Laissez-moi d’abord admettre une chose : je n’ai pas lu la trilogie Cinquante nuances de Grey et je ne prévois pas faire la file devant un cinéma Guzzo ce samedi pour en voir la version cinématographique. Mais permettez-moi un instant de réagir à travers mon chapeau à l’appel au boycott que suscite cette fiction controversée. Parce qu’on se met toujours un peu un doigt dans l’œil lorsqu’il est question de rendre la fiction moralement acceptable.

Des groupes de lutte contre la violence conjugale et d’autres associations religieuses exhortent les spectateurs à bouder le film qui met en scène des fantasmes sadomasochistes entre adultes consentants. Le mot-clic #50dollarsnot50shades invite même les gens à donner 50$ à un organisme qui lutte contre la violence conjugale plutôt que d’aller voir le film.

Beaucoup a été dit sur cette œuvre. Des membres de la communauté sadomaso estiment qu’elle dépeint un portrait trompeur de pratiques qui devraient normalement être encadrées par un savant code de déontologie. Certaines féministes affirment qu’elle brouille la notion dudit consentement et que cela pourrait donner lieu à des dérives. Mais qu’elle soit réaliste ou non, moralement acceptable ou non, tout cela importe peu. Car ce n’est pas le rôle de la fiction d’être un guide de la bonne conduite. À moins qu’elle soit financée par le Ministère de l’Éducation et qu’elle s’adresse à des enfants d’âge préscolaire.

La fiction est un miroir, parfois déformant, de la réalité. Elle peut aussi n’être qu’un simple divertissement. Elle a tout à fait le droit de propager certaines valeurs morales. Mais elle n’est en aucun cas obligée de le faire. Et lorsqu’elle le fait, il revient aux adultes qui la consomment de s’en objecter ou de s’y conformer*. Lorsqu’ils vont voir le film American Sniper, les spectateurs peuvent en tirer la conclusion que Clint Eastwood est un patriote fou furieux. Ils peuvent aussi en sortir avec des réflexions moins nobles.
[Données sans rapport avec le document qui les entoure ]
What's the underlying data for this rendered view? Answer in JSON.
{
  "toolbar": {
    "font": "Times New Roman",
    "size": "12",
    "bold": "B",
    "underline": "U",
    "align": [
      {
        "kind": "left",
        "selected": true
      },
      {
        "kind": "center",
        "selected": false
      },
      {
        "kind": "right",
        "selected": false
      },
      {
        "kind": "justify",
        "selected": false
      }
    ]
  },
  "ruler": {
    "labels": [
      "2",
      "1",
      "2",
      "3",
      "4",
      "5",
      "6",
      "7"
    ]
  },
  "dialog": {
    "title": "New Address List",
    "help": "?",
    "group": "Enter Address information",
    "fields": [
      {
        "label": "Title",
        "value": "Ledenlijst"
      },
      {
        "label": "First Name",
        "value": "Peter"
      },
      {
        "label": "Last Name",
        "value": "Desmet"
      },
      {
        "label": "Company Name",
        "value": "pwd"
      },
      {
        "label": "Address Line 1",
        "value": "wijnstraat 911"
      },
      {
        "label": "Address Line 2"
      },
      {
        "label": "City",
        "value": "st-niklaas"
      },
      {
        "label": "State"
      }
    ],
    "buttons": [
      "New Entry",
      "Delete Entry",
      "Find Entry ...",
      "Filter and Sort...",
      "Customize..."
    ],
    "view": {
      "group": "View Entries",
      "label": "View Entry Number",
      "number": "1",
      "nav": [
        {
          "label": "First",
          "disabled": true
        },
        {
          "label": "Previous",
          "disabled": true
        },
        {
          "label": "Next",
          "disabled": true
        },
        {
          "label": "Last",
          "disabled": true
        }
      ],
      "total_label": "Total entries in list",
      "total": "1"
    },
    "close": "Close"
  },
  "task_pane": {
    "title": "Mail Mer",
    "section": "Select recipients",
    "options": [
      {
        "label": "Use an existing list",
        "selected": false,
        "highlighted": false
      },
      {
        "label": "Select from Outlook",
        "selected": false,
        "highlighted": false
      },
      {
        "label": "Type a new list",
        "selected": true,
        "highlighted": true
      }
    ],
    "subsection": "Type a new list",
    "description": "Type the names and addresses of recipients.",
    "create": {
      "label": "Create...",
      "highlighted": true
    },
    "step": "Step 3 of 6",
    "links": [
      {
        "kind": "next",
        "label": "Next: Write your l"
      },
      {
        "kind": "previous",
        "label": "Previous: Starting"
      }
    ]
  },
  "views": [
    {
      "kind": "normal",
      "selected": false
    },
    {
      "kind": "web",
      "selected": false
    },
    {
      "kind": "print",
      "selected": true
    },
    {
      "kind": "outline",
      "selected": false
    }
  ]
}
La dernière saison de 19-2 débute avec une forme de confirmation de la culture du viol dans une institution comme la police alors que les agents Chartier et Berroff préfèrent taire le passé pédophile de leur ancien commandant plutôt que de salir la réputation du 19. Faut-il s’en offusquer s’il s’agit d’un portait juste de la réalité? Dans Une femme exemplaire, Alicia Florrick reste avec son mari après qu’il l’ait trompée avec des prostituées. Est-ce que cela devrait nous empêcher de considérer qu’il s’agit d’une série féministe?

La situation devient plus gênante lorsque l’ensemble des œuvres de fiction tendent à présenter un portrait uniformément déformé de la réalité. Par exemple, quand aucune série Québécoise n’accorde un premier rôle à une minorité visible alors que la société en est composée à 50% ou quand les personnages qui dénoncent une agression le font systématiquement par vengeance.

Mais est-ce vraiment le cas dans Cinquante nuances de Grey? Banalise-t-on un comportement répandu? Ou tente-t-on plutôt d’illustrer un phénomène… inusité? Je vous reviendrai avec ma réponse lorsque le film sera disponible à la location. D’ici là, faut-il vraiment s’étonner de la réaction puritaine que suscite un film qui se penche sur la sexualité féminine?

* Je précise qu’on s’adresse à des adultes car il en va autrement de la fiction que l’on sert aux enfants et qui peut être un puissant moteur de socialisation, pour le meilleur et pour le pire. Au Québec, le film Cinquante nuances de Grey est classé 16 ans et plus.